According to the previous studies, HER2 over-expression is associated with decreased overall survival in GCa [16,17,18,19, 47]. Our study also showed that HER2 over-expression was associated with decreased overall survival despite the fact that they were treated with standard chemotherapeutic regimes excluding trastuzumab. According to the study by park et al. [16], tumors with HER2 over-expression were associated with poor mean survival rates (922 vs 3243 days) and 5-year survival rates (21.4 vs 63.0%; p  <  0.05). There were 182 patients in this study. Our study also showed a poor median overall survival of 10 weeks (range 1–50) in HER2-positive patients. On the other hand, Jørgensen et al. [19] have shown an absent correlation between the survival of HER2 over-expressed and negative cases based on the gender. The numbers of HER2-positive cases based on the gender were small in the current study (males 07, females 02). Therefore, the difference of survival between HER2-positive males and HER2-positive females was not compared to see whether there is a gender-based difference.

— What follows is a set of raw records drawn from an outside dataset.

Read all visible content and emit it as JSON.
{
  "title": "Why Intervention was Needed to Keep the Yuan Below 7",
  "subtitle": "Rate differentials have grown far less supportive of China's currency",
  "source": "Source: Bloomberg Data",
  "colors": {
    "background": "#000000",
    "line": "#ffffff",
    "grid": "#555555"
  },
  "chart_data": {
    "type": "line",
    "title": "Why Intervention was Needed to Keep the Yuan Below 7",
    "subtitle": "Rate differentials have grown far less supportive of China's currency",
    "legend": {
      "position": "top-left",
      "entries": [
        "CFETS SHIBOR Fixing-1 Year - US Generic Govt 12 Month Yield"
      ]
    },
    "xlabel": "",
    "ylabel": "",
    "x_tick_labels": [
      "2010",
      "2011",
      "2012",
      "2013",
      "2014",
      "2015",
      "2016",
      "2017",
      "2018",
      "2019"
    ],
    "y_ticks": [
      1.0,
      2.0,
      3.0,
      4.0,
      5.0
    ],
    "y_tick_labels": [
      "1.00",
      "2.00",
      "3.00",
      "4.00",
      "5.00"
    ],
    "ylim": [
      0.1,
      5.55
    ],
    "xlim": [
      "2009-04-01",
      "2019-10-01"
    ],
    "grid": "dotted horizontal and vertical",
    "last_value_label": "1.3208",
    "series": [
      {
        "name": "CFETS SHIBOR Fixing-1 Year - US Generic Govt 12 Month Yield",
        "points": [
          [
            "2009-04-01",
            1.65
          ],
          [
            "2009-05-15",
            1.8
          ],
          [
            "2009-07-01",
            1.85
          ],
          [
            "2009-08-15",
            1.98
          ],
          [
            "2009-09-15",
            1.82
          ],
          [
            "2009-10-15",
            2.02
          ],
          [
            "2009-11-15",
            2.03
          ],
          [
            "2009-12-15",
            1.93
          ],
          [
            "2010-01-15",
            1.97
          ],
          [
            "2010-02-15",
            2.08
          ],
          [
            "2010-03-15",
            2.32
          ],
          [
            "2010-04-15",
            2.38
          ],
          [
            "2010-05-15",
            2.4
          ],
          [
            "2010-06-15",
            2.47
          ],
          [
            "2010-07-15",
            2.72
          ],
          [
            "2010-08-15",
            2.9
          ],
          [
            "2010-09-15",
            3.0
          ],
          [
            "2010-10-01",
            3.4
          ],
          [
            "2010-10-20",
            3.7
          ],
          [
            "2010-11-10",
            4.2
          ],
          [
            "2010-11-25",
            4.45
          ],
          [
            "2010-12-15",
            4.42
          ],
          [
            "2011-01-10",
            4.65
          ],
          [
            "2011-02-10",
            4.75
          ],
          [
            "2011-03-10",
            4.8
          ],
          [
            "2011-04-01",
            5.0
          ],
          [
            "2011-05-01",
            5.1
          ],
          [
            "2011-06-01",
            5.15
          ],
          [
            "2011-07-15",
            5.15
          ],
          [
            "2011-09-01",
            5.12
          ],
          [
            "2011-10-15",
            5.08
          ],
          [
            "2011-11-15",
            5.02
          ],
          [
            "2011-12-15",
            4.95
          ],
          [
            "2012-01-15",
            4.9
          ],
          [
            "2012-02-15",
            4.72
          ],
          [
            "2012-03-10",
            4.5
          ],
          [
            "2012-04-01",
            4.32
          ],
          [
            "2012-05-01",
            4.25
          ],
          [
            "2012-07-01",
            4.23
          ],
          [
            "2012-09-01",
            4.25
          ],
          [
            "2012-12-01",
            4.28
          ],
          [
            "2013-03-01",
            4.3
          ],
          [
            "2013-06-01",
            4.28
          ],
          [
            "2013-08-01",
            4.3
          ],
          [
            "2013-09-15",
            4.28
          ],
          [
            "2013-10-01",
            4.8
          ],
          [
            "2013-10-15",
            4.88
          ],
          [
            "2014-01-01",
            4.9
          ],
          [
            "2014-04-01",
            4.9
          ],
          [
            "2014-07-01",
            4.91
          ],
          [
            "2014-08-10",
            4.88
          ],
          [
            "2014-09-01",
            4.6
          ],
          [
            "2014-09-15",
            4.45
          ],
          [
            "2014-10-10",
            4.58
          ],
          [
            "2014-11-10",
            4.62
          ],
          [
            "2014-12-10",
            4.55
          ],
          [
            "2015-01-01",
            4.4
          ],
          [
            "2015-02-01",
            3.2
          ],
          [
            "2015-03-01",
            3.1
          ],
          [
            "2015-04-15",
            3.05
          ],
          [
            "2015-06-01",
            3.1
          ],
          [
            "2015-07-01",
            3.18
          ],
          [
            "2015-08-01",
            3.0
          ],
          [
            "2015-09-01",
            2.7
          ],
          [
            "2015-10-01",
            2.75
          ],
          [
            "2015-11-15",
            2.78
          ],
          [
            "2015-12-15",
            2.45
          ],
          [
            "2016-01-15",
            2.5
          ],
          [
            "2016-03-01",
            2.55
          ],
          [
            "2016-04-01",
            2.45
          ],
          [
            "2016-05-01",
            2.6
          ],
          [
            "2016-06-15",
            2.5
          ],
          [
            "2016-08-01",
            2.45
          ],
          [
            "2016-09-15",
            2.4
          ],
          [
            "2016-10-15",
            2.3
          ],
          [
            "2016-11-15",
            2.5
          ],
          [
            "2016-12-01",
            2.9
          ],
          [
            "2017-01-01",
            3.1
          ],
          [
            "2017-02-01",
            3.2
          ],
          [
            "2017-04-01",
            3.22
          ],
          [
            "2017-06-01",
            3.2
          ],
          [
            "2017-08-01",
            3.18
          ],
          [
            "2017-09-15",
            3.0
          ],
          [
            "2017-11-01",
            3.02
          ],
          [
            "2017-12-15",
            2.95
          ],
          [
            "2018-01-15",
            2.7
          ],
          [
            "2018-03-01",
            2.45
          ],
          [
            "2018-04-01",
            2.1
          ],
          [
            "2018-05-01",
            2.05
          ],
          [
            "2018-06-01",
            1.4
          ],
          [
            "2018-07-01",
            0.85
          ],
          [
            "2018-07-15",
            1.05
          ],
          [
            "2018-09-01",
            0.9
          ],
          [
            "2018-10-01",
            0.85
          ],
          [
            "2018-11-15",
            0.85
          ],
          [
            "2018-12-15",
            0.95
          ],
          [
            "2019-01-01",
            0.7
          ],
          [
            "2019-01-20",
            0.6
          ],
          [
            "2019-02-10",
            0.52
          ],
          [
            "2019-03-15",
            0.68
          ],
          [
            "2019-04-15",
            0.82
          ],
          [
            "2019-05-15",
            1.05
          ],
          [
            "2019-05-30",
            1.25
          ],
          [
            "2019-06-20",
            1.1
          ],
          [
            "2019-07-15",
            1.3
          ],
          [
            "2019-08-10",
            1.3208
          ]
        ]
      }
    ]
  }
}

Data on HER2 expression and its correlation with demographic, clinicopathological parameters and overall survival are sparse in South East Asia. This is the first prospective study to report on the incidence of HER2 expression of GCa, its correlation with demographic, clinicopathological parameters and overall survival in Sri Lanka, a South Asian country. Knowledge on the HER2 receptor status and its correlation with the clinicopathological parameters and survival would be of value in making evidenced-based decisions on target therapy in GCa in the future. Additionally, the adverse pathological parameters that were significantly associated with HER2 over-expression in the regression model could be used to direct patients for confirmatory HER2 testing in limited resource settings.

Conclusion

The study reveals an immunohistochemical HER2 positivity rate of 9% in a cohort of Sri Lanka GCa patients. While several adverse pathological parameters appeared to influence HER2 over-expression, only the mitotic count >5/hpf, high nuclear grade and the presence of tumor necrosis were significantly associated with HER2 positivity in multivariate analysis. These parameters are retained as predictors of the HER2-positive status in the regression model. The HER2-positive patients had a significantly lower median overall survival than HER2-negative patients.